For the Campus 80s we have our friends at Footpatrol who came up with the blue version that they thought would nicely complete the original pack.
Basically the Superstar is the only model that we have redesigned new together with BAPE based on their old vision and ideas, but updated to fit 2011.
Do production limitations sometimes play a role in sneakers not releasing?
As the models we talk are more image products and sometimes need to get limited for production, it’s solely a strategic decision by the team or our collaboration partners if we launch a shoe or not. Unlike other parts of the adidas business, factory capacities or production minimums do not play too heavy into this plan; however adidas does have high quality and production standards that sometimes don’t allow us to launch a shoe if they fail our quality control and testing. (i.e. construction, color migration, fit and wear).
Is the sample keeping quite strict and rigorous at adidas?
It actually is in both ways. On one hand we always keep a sample of our collaboration lines and special projects for our archives – to sometimes check in again on some old projects, designs and ideas; on the other hand we need to control the amount of samples to keep confidentiality, especially if we work on special projects that we don’t like to hype too early before the actual launch. For a project like Consortium, we only have around 5 sets available that we share between product marketing, PR and sales.
How did you decide on which models to explore?

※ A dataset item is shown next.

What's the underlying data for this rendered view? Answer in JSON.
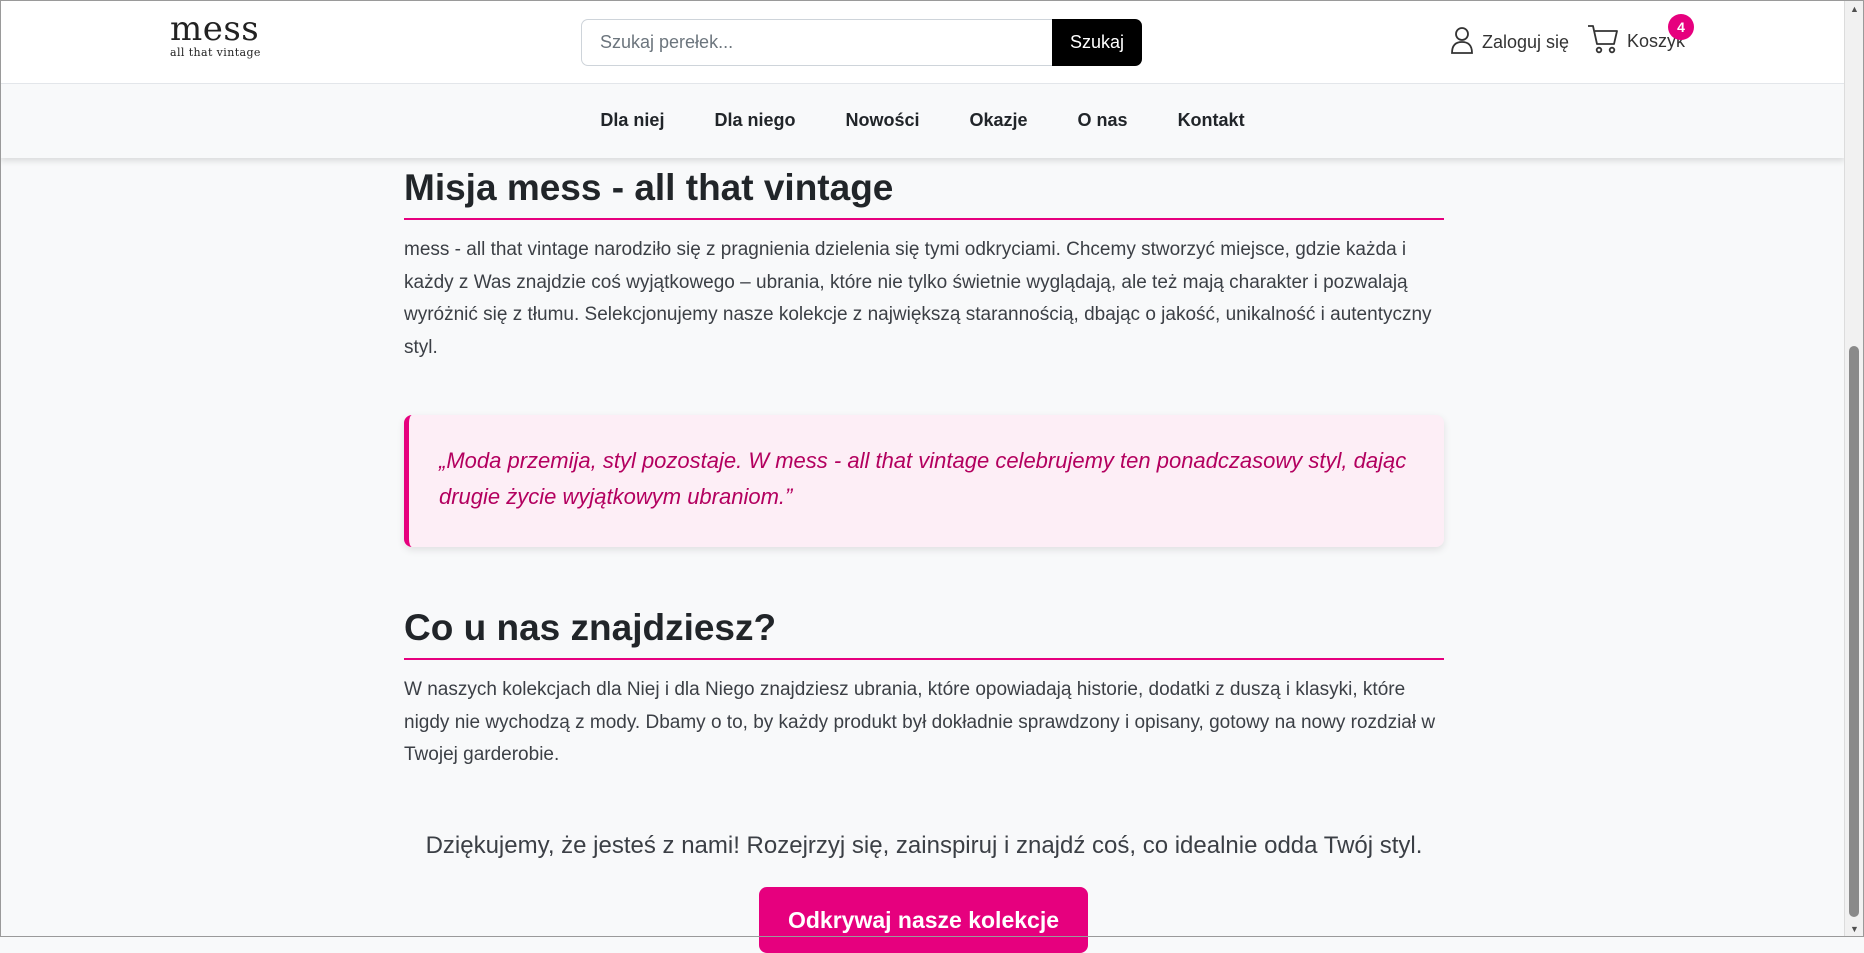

It happened by chance while we searched our archives and collections. Like I said before, the original BAPE shoes or the Campus 80s are some of the teams most loved items on the shelves. While we thought about “what if we would have done another version or decided on the other version instead,” we got reminded of quite some design ideas that never made it – that’s when we decided to plan a small project around B-side versions, just like a bunch of never released concepts. The model selection was easy after and we focused on a small amount of sneakers we would love to see or see again as the alternate version.
Did you need to get any approval from the previous collaborators when revisiting their original design?
Absolutely! We haven’t only asked for the partners’ approval but also worked together with them on the product and design to ensure it’s absolutely authentic.
What can we expect going forward with the 2nd drop and the future?
There are currently no plans for another round of B-Sides after the current FW11 pack, but with the relaunch of our Consortium series we will for sure come back with more exciting products and projects.